Rencontre avec une amoureuse du quartier, la jeune chanteuse Léa Dessene. Originaire du Village olympique, elle apprend la musique dès son plus jeune âge au sein d’une annexe du conservatoire rattachée à l’école des Frênes, en plein cœur de la Villeneuve. Dès lors, le chant ne la quittera plus.
Marquée par l’histoire de son enfance au milieu des HLM, elle décide de rester. En compagnie de l’accordéoniste Norbert Pignol, elle crée la compagnie Mégaptère du nom du grand mammifère marin. Elle rend ainsi hommage aux origines malgaches de sa famille et se lance dans la composition de spectacles de rue ou en intérieur, basés sur l’univers marin. Baleine à bosse est un concert pour le jeune public. Pour les enfants plus petits encore, dès l’âge de quatre mois, la compagnie propose un spectacle innovant, La balade de Baleineau, qui retrace l’histoire d’un petit baleineau à la découverte de l’océan sur fond de musiques du monde. L’ensemble est joué au sol et les familles sont installées sur des tapis colorés aux multiples textures.

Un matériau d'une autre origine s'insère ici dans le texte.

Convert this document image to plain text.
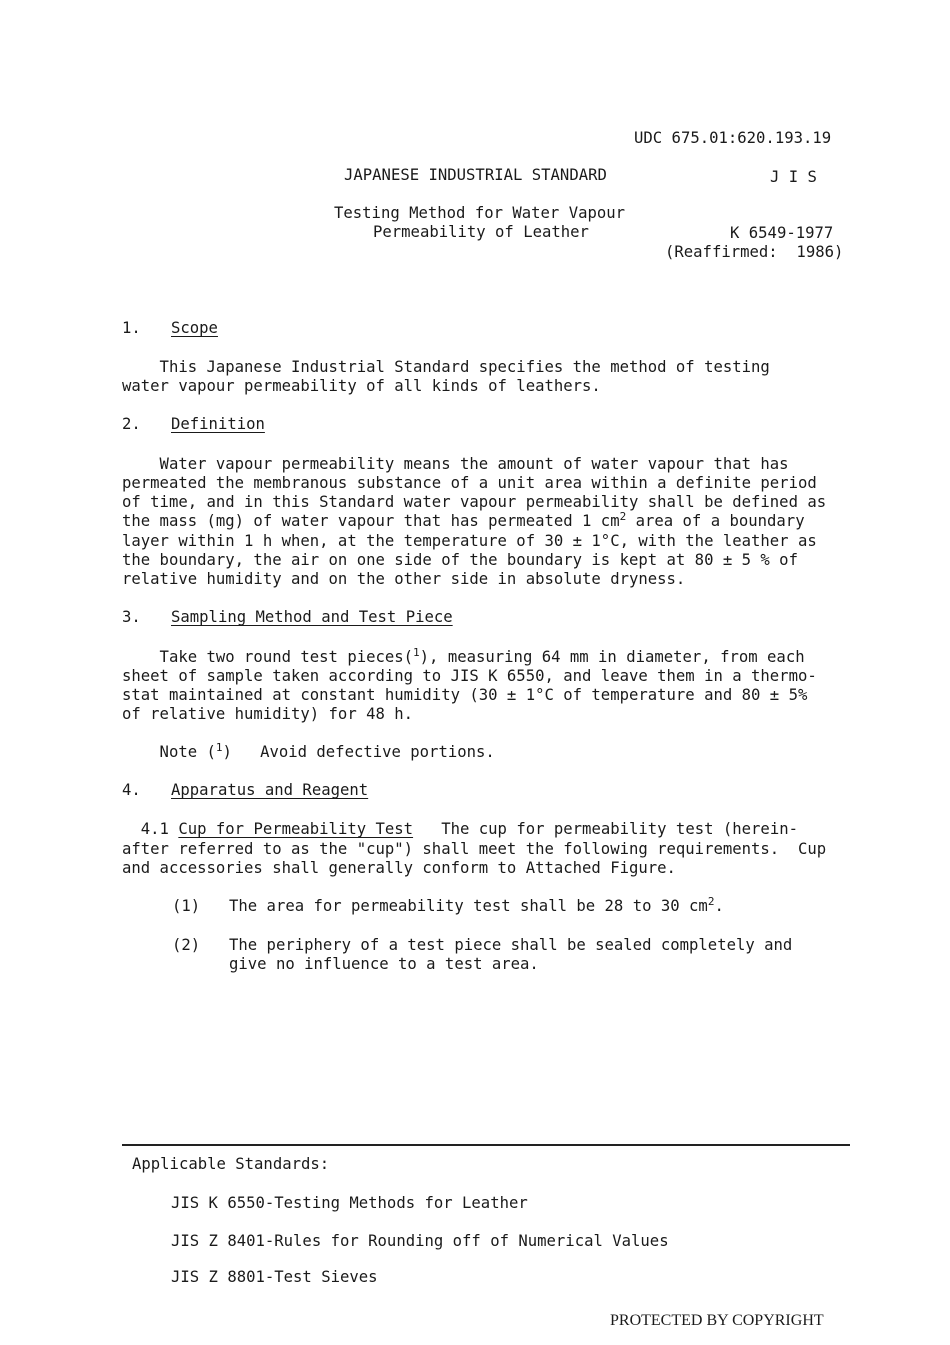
UDC 675.01:620.193.19
JAPANESE INDUSTRIAL STANDARD	J I S
Testing Method for Water Vapour
Permeability of Leather	K 6549-1977
(Reaffirmed:  1986)
1. Scope
This Japanese Industrial Standard specifies the method of testing
water vapour permeability of all kinds of leathers.
2. Definition
Water vapour permeability means the amount of water vapour that has
permeated the membranous substance of a unit area within a definite period
of time, and in this Standard water vapour permeability shall be defined as
the mass (mg) of water vapour that has permeated 1 $cm^2$ area of a boundary
layer within 1 h when, at the temperature of 30 ± 1°C, with the leather as
the boundary, the air on one side of the boundary is kept at 80 ± 5 % of
relative humidity and on the other side in absolute dryness.
3. Sampling Method and Test Piece
Take two round test pieces($^1$), measuring 64 mm in diameter, from each
sheet of sample taken according to JIS K 6550, and leave them in a thermo-
stat maintained at constant humidity (30 ± 1°C of temperature and 80 ± 5%
of relative humidity) for 48 h.
Note ($^1$)   Avoid defective portions.
4. Apparatus and Reagent
4.1 Cup for Permeability Test   The cup for permeability test (herein-
after referred to as the "cup") shall meet the following requirements.  Cup
and accessories shall generally conform to Attached Figure.
(1) The area for permeability test shall be 28 to 30 $cm^2$.
(2) The periphery of a test piece shall be sealed completely and
give no influence to a test area.
Applicable Standards:
JIS K 6550-Testing Methods for Leather
JIS Z 8401-Rules for Rounding off of Numerical Values
JIS Z 8801-Test Sieves
PROTECTED BY COPYRIGHT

La compagnie organise également de nombreux ateliers au sein des MJC, MDH, associations d’insertion. Objectif, apprendre la musique à tout type de public sans qu’aucune base de solfège ne soit nécessaire. Léa se produit régulièrement dans le quartier et fréquente assidûment un studio d’enregistrement aménagé dans l’appartement HLM d’un locataire d’Actis où elle rencontre d’autres musiciens aux esthétiques variées. Cette richesse créatrice inspirés par les origines de chacun, c’est pour Léa le signe de la vitalité de la scène musicale à la Villeneuve. Qu’elle souhaite vivement continuer de développer en y impliquant le plus grand nombre.

La vitalité de la scène musicale

La musique, mais pas seulement. La conception architecturale du quartier, la diversité de ses habitants, ce grand parc qui a reçu les Grenoblois pour les dernières festivités du 14 juillet… Son endroit préféré ? Le « lac », le bassin au centre du parc où elle se pose régulièrement en bordure. « Cela me rappelle la mer », dit-elle dans un sourire. Toujours la mer…

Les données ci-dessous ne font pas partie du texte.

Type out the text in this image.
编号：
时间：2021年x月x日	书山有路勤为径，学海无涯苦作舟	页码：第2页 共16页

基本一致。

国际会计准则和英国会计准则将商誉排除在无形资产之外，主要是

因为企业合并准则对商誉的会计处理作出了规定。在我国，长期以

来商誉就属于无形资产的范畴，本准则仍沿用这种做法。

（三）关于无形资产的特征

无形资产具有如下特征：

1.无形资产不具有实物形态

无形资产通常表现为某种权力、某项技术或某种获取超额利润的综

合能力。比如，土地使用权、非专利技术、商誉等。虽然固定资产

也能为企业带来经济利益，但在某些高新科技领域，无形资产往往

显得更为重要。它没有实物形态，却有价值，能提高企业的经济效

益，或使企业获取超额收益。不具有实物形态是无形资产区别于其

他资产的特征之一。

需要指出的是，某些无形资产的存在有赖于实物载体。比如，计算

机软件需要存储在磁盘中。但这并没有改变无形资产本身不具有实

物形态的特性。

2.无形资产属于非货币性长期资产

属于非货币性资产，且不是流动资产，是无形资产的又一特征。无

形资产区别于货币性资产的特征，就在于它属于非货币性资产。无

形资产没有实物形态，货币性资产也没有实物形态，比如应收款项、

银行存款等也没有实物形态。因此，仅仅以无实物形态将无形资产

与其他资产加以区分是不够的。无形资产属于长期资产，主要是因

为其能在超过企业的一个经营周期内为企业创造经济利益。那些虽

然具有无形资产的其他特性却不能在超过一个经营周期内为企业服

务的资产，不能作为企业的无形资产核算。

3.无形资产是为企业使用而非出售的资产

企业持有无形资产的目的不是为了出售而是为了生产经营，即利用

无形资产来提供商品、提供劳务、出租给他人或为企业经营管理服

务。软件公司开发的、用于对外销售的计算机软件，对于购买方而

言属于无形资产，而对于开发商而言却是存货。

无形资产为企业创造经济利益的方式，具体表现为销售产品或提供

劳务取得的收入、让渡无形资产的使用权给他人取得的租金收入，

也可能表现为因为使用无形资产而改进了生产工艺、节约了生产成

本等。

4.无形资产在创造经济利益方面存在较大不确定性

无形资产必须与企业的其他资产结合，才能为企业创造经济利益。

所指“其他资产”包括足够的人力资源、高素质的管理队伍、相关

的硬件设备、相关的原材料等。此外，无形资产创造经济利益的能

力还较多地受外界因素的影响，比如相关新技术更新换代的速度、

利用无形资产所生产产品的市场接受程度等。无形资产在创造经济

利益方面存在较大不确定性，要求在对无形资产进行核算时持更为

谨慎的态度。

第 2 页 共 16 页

En remontant les chemins arborés vers le sud, on atteint le 100 de la place des Géants. Nouvelle ambiance, celle du salon de thé, Le Rhumel, où il suffit de s’arrêter une fois pour faire partie du décor.

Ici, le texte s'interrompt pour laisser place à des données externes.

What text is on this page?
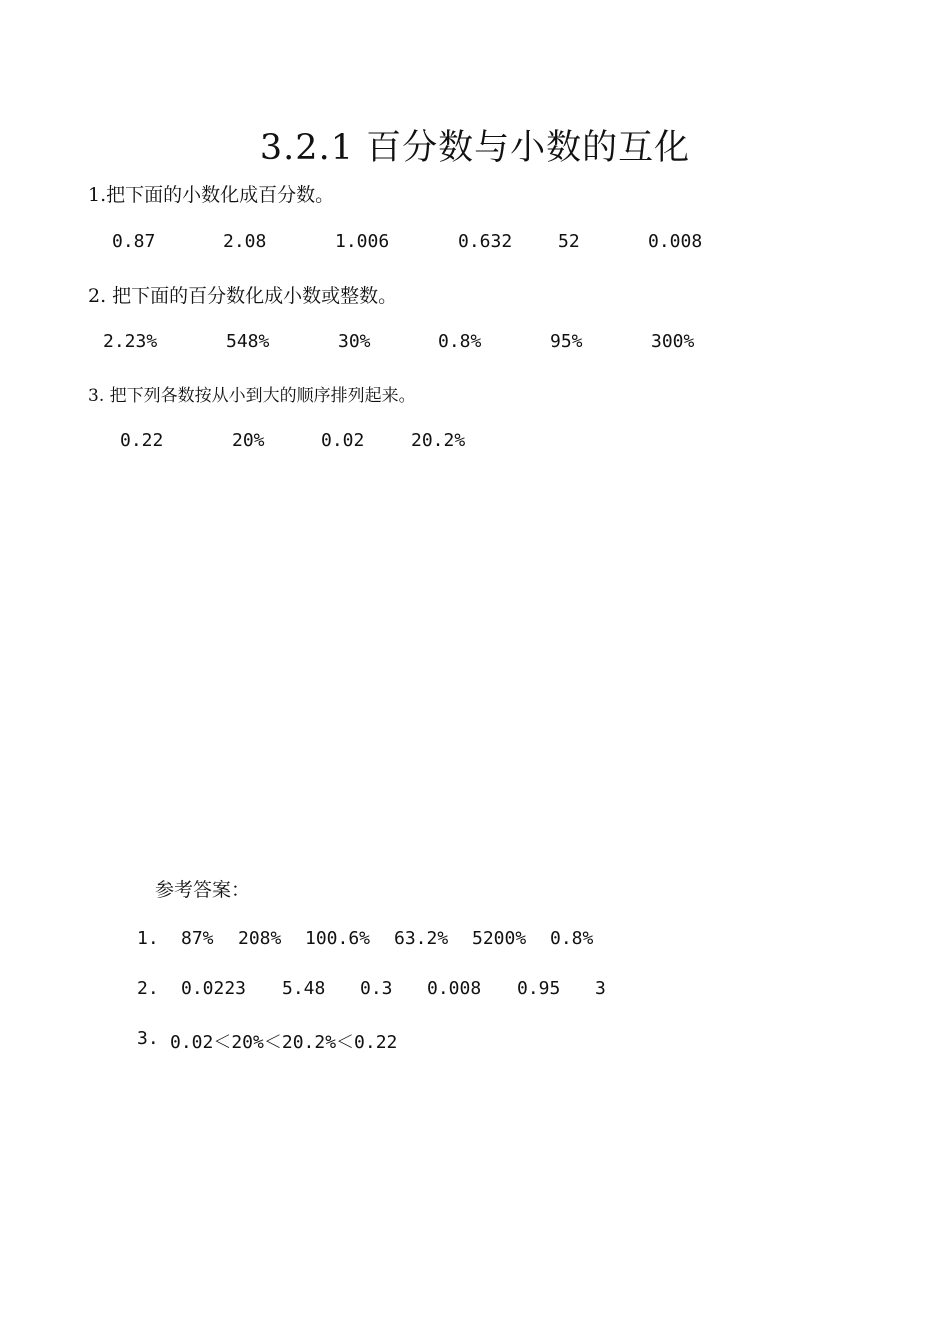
3.2.1 百分数与小数的互化
1.把下面的小数化成百分数。
0.87	2.08	1.006	0.632	52	0.008
2. 把下面的百分数化成小数或整数。
2.23%	548%	30%	0.8%	95%	300%
3. 把下列各数按从小到大的顺序排列起来。
0.22	20%	0.02	20.2%
参考答案：
1. 87% 208% 100.6% 63.2% 5200% 0.8%
2. 0.0223 5.48 0.3 0.008 0.95 3
3. 0.02＜20%＜20.2%＜0.22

Djalil se rend là-bas tous les jours après ses heures de travail. Le week-end, aussi. Il aime se poser sur la terrasse et discuter de tout et de rien à proximité des sculptures qui ont donné leur nom à ce « quartier dans le quartier », celui des Géants. Djalil remplace même le patron quand celui doit s’absenter.

Il n’habite plus sur place depuis quelques années. Mais il revient systématiquement au café car il est attaché à ses amis, aux gens et aux jeunes qui le fréquentent. Pour lui, Le Rhumel est l’un des endroits où les jeunes peuvent se retrouver. Ils y croisent des anciens. « Des conseils et des pistes pour avancer dans la vie », dit-il. Ce n’est donc pas seulement un lieu de consommation mais un vrai lieu de socialisation, à ce titre essentiel. La plus grande crainte de Djalil, c’est que le café soit démoli dans le cadre de l’opération de rénovation urbaine à l’étude dans ce secteur de la Villeneuve. « Les gens seraient orphelins, chacun retournerait chez soi seul devant sa télé. »

À la Villeneuve, tout n’est pas rose mais tout n’est pas noir non plus. Les problèmes sont nombreux. On pense à la pauvreté, aux incivilités, aux déterminismes sociaux, à l’insalubrité de certaines montées. À cette image de « quartier » qui lui colle à la peau.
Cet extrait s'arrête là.